Aleix Espargaro takes (another) swipe at his own Aprilia MotoGP team

Aleix Espargaro criticises his own Aprilia Racing team for the lack of in-season updates for its under-performing MotoGP machine

Aleix Espargaro - Aprilia Racing

Aleix Espargaro has once again shamed Aprilia Racing for the lack of forthcoming updates to its MotoGP machine, saying he is ‘upset’ by the team’s failure to improve over the past three seasons.

Aleix – together with his brother Pol – were at one time considered two of the leading protagonists to challenge for so-called ‘alien’ status during the early years of their respective MotoGP careers, but have more recently deviated to Aprilia and KTM’s young projects respectively.

However, while KTM have taken notable strides during its time in MotoGP, Aprilia’s form has stagnated at best, with the older Espargaro becoming increasingly – and publicly - frustrated at the lack of strides being made.

Having already urged Aprilia’s parent company Piaggio to take MotoGP more seriously by growing its budget to compete with the likes of Honda, Yamaha and Ducati, Espargaro was then left discouraged at the recent Misano test when the team – unlike its other factory rivals - brought no significant updates to trial.

“We used the two days to prepare for the race, we had nothing new to try at all,” he told reporters ahead of this weekend’s San Marino MotoGP at Misano, including our sister publication

“I just arrived here [for the test] and everybody [else] was trying many things.
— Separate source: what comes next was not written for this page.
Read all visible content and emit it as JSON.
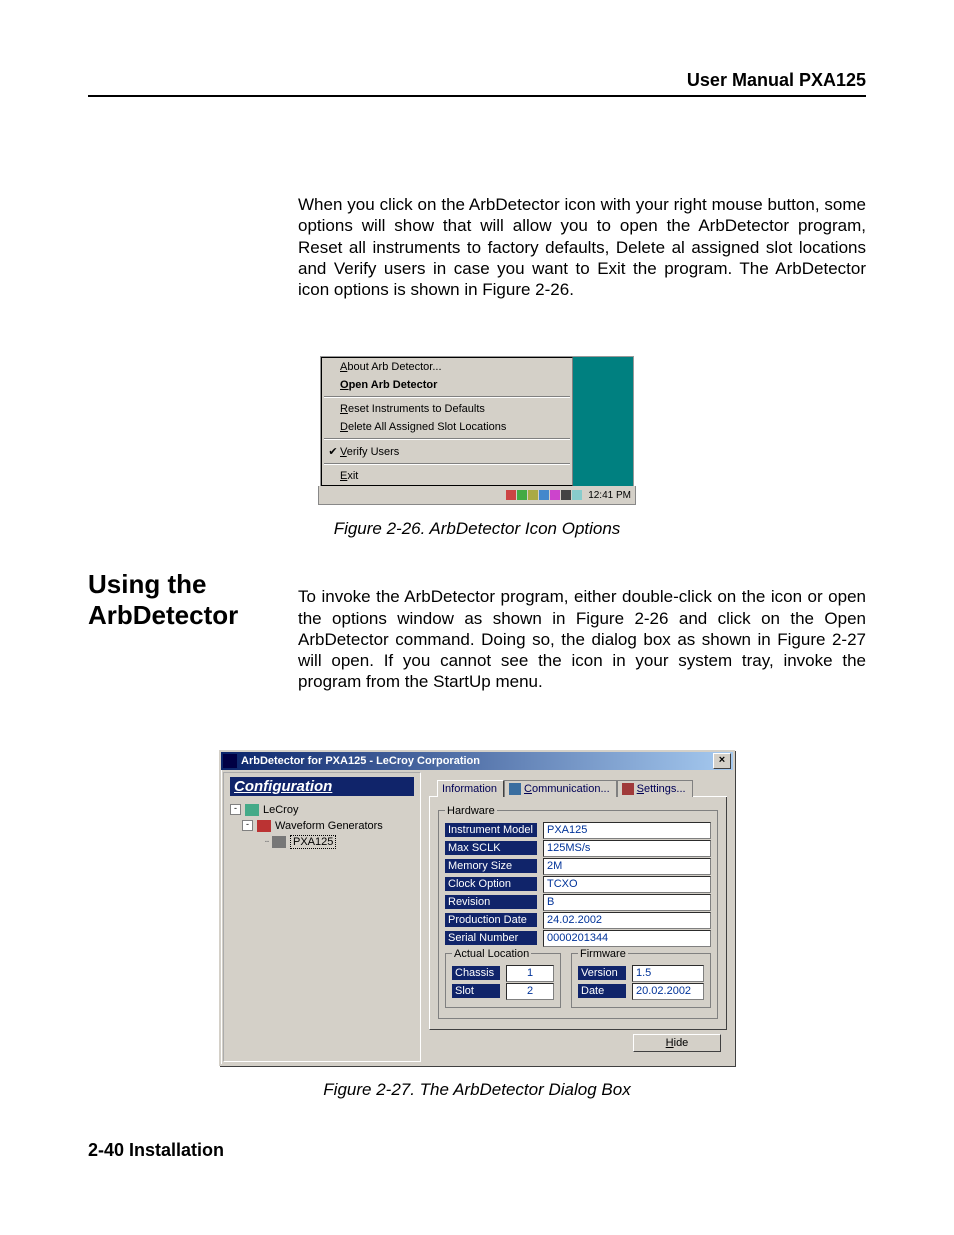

My brother had five bikes in the [KTM] garage and also Yamaha and Ducati had a lot to new things to try. We had nothing to try so we used the two-day test to try different geometry settings.”

Passion to perform for Aprilia ‘at the limit’

Already committed to 2020 MotoGP with Aprilia for what will be his fourth season with the Gresini Racing-run team, though Espargaro says he would like nothing more than to achieve success here, he admits he needs to see gains soon or he’ll exit. 

“I really would like to be competitive with Aprilia, not with another brand. I know perfectly - and I don’t want this to sound stupid - but I feel that with a competitive bike I can be in the front, 100%.

“I would really like to shine with Aprilia, I really, really would like this. But the races pass, the years pass and there's no reaction for the moment.

“Looks like this year everything is changing a little bit and for next season… new engineers are coming, the team is changing quite a lot with the arrival of Massimo [Rivola, CEO], so I hope that next season everything will change.

“But obviously my passion is getting in the limit, because it will be my fourth season with Aprilia. So we will see.”

Where has it gone wrong for Aprilia in MotoGP?

For a team that effectively abandoned its successful World Superbike Championship project – where it won three titles with the RSV4 – in favour of focusing on MotoGP, Aprilia Racing’s lack of progress over the past five MotoGP seasons has been alarming for being so underwhelming.

Aprilia joined Suzuki in returning to MotoGP in 2015, but their fortunes since then couldn’t have deviated further from one another. Whilst Suzuki admittedly took time developing its GSX-RR to ensure it hit the ground running – compared with Aprilia who forwent a planned year of development to go racing – the fact one is now challenging for wins and the other struggling to stay off the back row is hard to ignore.

Espargaro – who spent two years at Suzuki before joining Aprilia – certainly doesn’t need that pointing out to him, even before you consider his brother’s newer and far less experienced KTM project is now routinely quicker too.

Indeed, the irking issue for Espargaro is the fact Aprilia isn’t progressing at all, not necessarily through poor design but by simply not doing anything to improve what it already has. Indeed, it’s this ponderous approach to updates for what is already a slow bike that clearly baffles the Spaniard. 

“[Focusing on 2020 bike] Sometimes this can be a mistake because I'm not sure that we have to change 100% of the bike. We have to update the 2019 bike. 

“So, if you want to update the 2019 bike you can start to receive some parts to see how the bike is with the new engine, fairing, winglets or swingarm. I think that's more the normal way. I'm not saying best way or bad way, but normal way. But for the moment, nothing.”

Aprilia insists ‘something different’ is coming in 2020

Currently sixth and last in the MotoGP manufacturers’ standings – 23 points shy of KTM – Aprilia has made noises about major changes coming in 2020, spurred on by a reshuffle of its management and technical roles.

“We are planning something really different from what we have now,” team manager Romano Albesiano was quoted as saying earlier in the year. “We have found the limit to our solution in many areas and we have decided this time to make a really big step for next season.”